The local morning-show idiot is one of the more credulous people around (he just did a huge fund raiser for a kid who needs a bone-marrow transplant, without checking to see if the kid needs the money. Turns out that a hospital had already offered to do it for free.) but even the local morning-show idiot thought that the interview was "bizarre".

Fenris

Master Wang-Ka
01-27-2003, 06:33 AM
Chuck Barris, CIA Assassin.

Man.

That... that stretches the mind.

That's like trying to wrap your head around the concept of... of...

"Daffy Duck: Serial Rapist" or something, maybe...

Lute Skywatcher
01-27-2003, 08:36 AM
Originally posted by Fenris
Um...Barris was on the local morning show idiot's show and Barris doesn't seem to agree with you.

He said that it was A) real, B) he wouldn't discuss anything in more detail and C) got pretty pissy and got weird (long pauses, rambling digressions not apropos of anything, etc) when pressed.

It was not a "I'm playing coy to sell the book"-type interview, it was an "I'm suffering from a psychotic delusion and will snap if pressed" type interview.
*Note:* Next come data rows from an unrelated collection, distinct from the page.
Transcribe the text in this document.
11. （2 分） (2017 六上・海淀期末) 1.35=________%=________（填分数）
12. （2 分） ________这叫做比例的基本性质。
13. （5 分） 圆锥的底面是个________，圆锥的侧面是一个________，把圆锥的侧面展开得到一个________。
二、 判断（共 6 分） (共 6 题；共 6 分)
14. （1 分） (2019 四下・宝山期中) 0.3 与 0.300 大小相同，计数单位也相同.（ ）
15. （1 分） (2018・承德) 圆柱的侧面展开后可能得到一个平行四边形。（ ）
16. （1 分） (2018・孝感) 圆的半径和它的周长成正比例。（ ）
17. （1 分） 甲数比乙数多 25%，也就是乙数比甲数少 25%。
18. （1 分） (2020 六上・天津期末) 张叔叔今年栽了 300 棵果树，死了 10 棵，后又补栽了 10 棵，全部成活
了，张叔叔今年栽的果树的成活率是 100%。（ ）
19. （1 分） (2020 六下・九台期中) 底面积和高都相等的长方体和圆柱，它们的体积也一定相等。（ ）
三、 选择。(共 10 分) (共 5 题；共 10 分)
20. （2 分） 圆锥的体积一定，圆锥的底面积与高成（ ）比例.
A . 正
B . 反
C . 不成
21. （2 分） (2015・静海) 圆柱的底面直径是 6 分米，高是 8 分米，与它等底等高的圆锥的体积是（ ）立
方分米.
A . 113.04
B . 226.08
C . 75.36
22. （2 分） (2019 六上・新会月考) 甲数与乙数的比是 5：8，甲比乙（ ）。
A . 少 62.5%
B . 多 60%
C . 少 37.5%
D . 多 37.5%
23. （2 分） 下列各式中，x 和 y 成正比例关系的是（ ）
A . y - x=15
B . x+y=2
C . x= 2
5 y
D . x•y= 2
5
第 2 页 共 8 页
He was on a local morning show here too and their newsguy asked him about the book. That time it was the "playing coy to sell the book" act; B) and some of C) were there, C) being just a ploy to avoid any answer. A) was not there at all. His last statement before taking calls - "Buy the book and decide for yourselves."

ElwoodCuse
01-28-2003, 01:36 AM
If he really was a former CIA agent, wouldn't there be a massively restrictive NDA preventing him from ever writing a book about?

Quercus
01-28-2003, 08:28 AM
Yes, he was a CIA assassin. His job was to preserve national secrets by hunting down and killing all of those who discovered the highly classified third "-gry" word.

Bob Scene
01-29-2003, 08:36 PM
Barris did deny the story in a televised interview with Connie Chung in 1984:

"I once applied for the CIA and while I was going through the process, I got a job and went off and did television. But I always wondered what would have happened if I did both."

If that doesn't convince you, try watching a couple of minutes of The $1.98 Beauty Show.